Hardlopen, de grootste valkuil

Beginnende hardlopers lopen vaak (letterlijk) te hard van stapel. Ze lopen – niet zelden door een te ambitieus ‘beginnersschema’ – te vaak, te ver en ook nog eens te hard. Bovendien steken deze schema’s vaak overdreven gecompliceerd in elkaar, waardoor de beginnend loper al snel de weg kwijt raakt. Een loopschema voor beginners moet simpel en realistisch zijn. Het moet motiverend zijn, maar niet té ambitieus. Beginnen met hardlopen is al een uitdaging op zich.

Lopen, de eerste stappen

Het schema van een ongetraind loper – daaronder verstaan we ook diegenen die geoefend zijn in een andere (duur)sport – bestaat uit hoofdzakelijk wandelen. Volledig ongeoefende personen raden wij aan één of twee weken lang ten minste vier keer per week, of beter nog dagelijks, 20-30 minuten stevig door te lopen. Wie over een redelijke tot goede basisconditie beschikt, kan direct starten met een wandel/loopschema, dat bestaat uit afwisselend wandelen en hardlopen, en de focus geleidelijk verschuift van het eerste naar het laatste. Later meer over dit beginnersschema.

Lopen saai?

Hardlopen is eentonig. Althans, dat denken veel niet-lopers. Wij daarentegen kennen geen afwisselendere sport dan hardlopen. Je kunt variëren in tempo en afstand, wat elk loopje anders maakt. Je kunt op de baan, maar natuurlijk ook op de weg en off the road hardlopen, over verschillende parcours, tegen verschillende achtergronden en in verschillende weersomstandigheden. Er zijn zoveel variabelen, dat geen twee lopen hetzelfde zijn. En dan laten we het feit dat er tijdens elk loopje andere gedachten aan je opdringen nog buiten beschouwing.

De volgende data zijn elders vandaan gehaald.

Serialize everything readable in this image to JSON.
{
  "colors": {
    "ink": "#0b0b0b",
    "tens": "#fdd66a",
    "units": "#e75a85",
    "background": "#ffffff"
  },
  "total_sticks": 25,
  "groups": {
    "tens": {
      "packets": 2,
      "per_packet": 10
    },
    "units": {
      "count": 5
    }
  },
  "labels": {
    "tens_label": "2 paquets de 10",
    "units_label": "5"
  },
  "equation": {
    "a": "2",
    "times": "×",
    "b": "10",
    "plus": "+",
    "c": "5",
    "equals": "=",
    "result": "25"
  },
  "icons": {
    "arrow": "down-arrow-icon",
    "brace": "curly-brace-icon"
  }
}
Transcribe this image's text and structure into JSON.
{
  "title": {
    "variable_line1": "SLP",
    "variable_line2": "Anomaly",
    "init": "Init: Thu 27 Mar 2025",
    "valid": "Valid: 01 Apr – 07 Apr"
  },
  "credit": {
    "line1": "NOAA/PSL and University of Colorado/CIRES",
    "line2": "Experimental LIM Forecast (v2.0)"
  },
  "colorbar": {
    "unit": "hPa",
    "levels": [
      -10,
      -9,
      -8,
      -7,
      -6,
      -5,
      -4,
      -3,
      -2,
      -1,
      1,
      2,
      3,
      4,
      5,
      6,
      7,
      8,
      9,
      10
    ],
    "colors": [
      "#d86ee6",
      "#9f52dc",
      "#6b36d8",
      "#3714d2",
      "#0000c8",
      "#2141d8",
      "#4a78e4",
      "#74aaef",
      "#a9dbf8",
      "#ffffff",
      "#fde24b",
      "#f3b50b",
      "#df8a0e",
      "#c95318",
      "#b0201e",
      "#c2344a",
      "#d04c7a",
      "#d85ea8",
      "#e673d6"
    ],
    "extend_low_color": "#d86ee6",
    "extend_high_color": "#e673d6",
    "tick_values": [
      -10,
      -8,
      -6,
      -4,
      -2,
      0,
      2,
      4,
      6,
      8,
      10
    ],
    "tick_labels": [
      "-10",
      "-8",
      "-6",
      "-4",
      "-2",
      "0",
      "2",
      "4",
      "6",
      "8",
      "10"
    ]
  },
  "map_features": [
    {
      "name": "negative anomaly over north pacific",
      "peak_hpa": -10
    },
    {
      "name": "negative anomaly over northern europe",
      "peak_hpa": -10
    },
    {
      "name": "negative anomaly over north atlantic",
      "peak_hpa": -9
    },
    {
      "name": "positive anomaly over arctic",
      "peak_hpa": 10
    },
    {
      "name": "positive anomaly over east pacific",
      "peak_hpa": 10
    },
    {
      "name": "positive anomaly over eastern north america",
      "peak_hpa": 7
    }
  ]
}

Wie de loopschoen past, trekke hem aan

Ervan uitgaande dat je niet blootsvoets loopt, heb je om te hardlopen enkel een paar goede loopschoenen nodig. Er zijn schoenen met veel of juist heel weinig demping en schoenen die lopers met een afwijkende loopstijl (overpronerende/supinerende lopers) extra stabiliteit bieden. Ons advies: bezoek een gespecialiseerde loopzaak. Daar analyseren ze je voettype en loopstijl, en brengen op basis daarvan een schoenadvies uit. Volg dat ook op en laat je niet verleiden door het uiterlijk van een schoen. Onthoud ook dat een duurdere schoen niet per se beter is dan een goedkopere.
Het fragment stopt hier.